Response to treatment is difficult and sometimes unpredictable[21-23]). Unfortunately, medications are sometimes ineffective in providing consistent significant pain relief for NeP and have the potential to induce adverse effects. In our study, although 73.4% of the patients used NSAIDs, only 14.3% described the treatment to be effective. In a previous study that provided a systematic review of the literature, it was concluded that there was no evidence supporting or refuting the benefits of oral NSAIDs in the treatment of NeP related conditions[24]). Even anticonvulsants, the most effective medication in this study, which are considered the first-line treatment in the updated therapeutic algorithm for NeP by IASP[21]), were found to be effective by only 31.1% in this survey. Interestingly, more than 30% of patients with spinal cord-related pain syndrome stopped their medications because they considered them to be ineffective or they thought they caused adverse effects. In addition to physical modulation, psychological factors also play an important role in the allodynic phenomena in patients with spinal cord-related pain syndrome[25]). Although pharmacological treatment is the mainstay of NeP treatment, the phenotype of NeP is reported to be associated with the efficacy of pharmacologic treatment, and symptom-based treatment can result in more efficient alleviation of NeP[20]).

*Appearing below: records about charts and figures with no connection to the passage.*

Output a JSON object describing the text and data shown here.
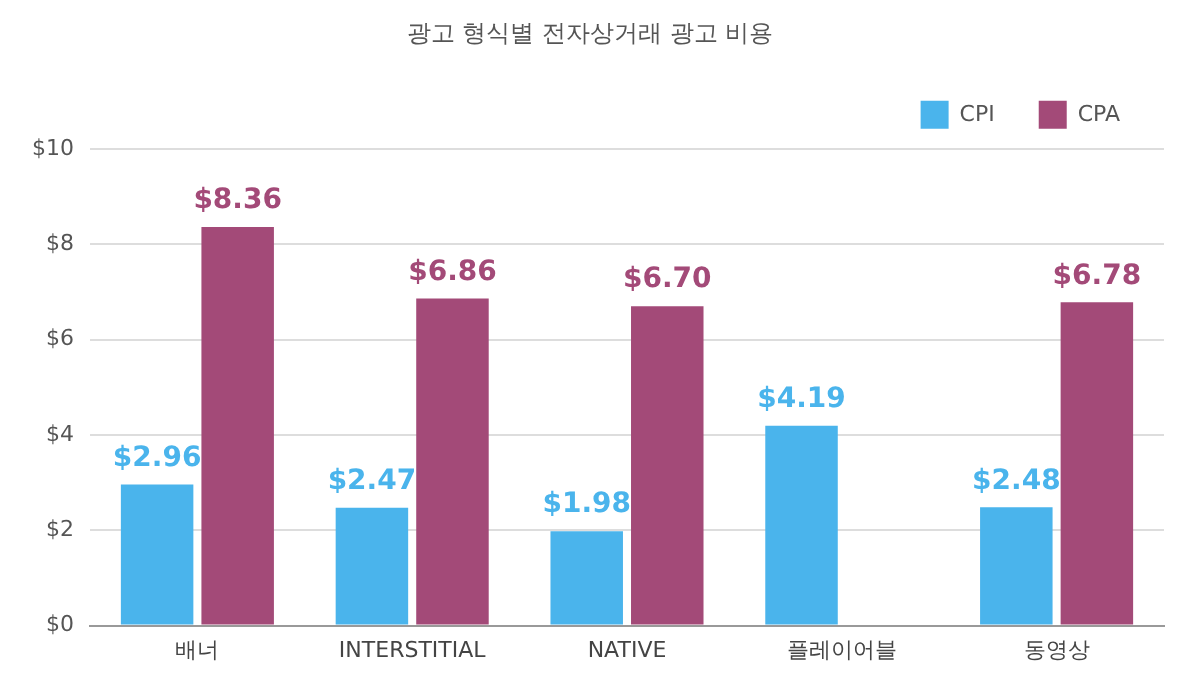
{
  "chart_data": {
    "type": "bar",
    "title": "광고 형식별 전자상거래 광고 비용",
    "categories": [
      "배너",
      "INTERSTITIAL",
      "NATIVE",
      "플레이어블",
      "동영상"
    ],
    "series": [
      {
        "name": "CPI",
        "color": "#4ab4ec",
        "values": [
          2.96,
          2.47,
          1.98,
          4.19,
          2.48
        ],
        "value_labels": [
          "$2.96",
          "$2.47",
          "$1.98",
          "$4.19",
          "$2.48"
        ]
      },
      {
        "name": "CPA",
        "color": "#a34a78",
        "values": [
          8.36,
          6.86,
          6.7,
          null,
          6.78
        ],
        "value_labels": [
          "$8.36",
          "$6.86",
          "$6.70",
          null,
          "$6.78"
        ]
      }
    ],
    "ylim": [
      0,
      10
    ],
    "yticks": [
      {
        "value": 0,
        "label": "$0"
      },
      {
        "value": 2,
        "label": "$2"
      },
      {
        "value": 4,
        "label": "$4"
      },
      {
        "value": 6,
        "label": "$6"
      },
      {
        "value": 8,
        "label": "$8"
      },
      {
        "value": 10,
        "label": "$10"
      }
    ],
    "grid": "y",
    "legend": "top right"
  }
}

Further classification of allodynia according to the types of stimuli could provide additional information. This, together with the selection of a multidisciplinary approach, could enhance our understanding of the underlying mechanism(s) of pain in these patients and may help in the design of different management protocols. The low response rate to our survey, the selection of the study population, and the diagnosis accuracy of the patients with spinal cord-related syndrome recruited from multiple centers might have affected the accuracy of our prevalence estimations. Based on this perspective, we are planning a second survey on patients recruited from institutions with the largest number of patients in this survey, employing clinician- and patient-based measures to evaluate the nature of pain, daily life, quality of life, social loss, and effectiveness of treatment in patients with NeP grade ≥ 2[26]).

Conflicts of Interest: The authors declare that there are no relevant conflicts of interest.

Author Contributions: Nakajima wrote and prepared the manuscript, and all of the authors participated in the study design. All authors have read, reviewed, and approved the article.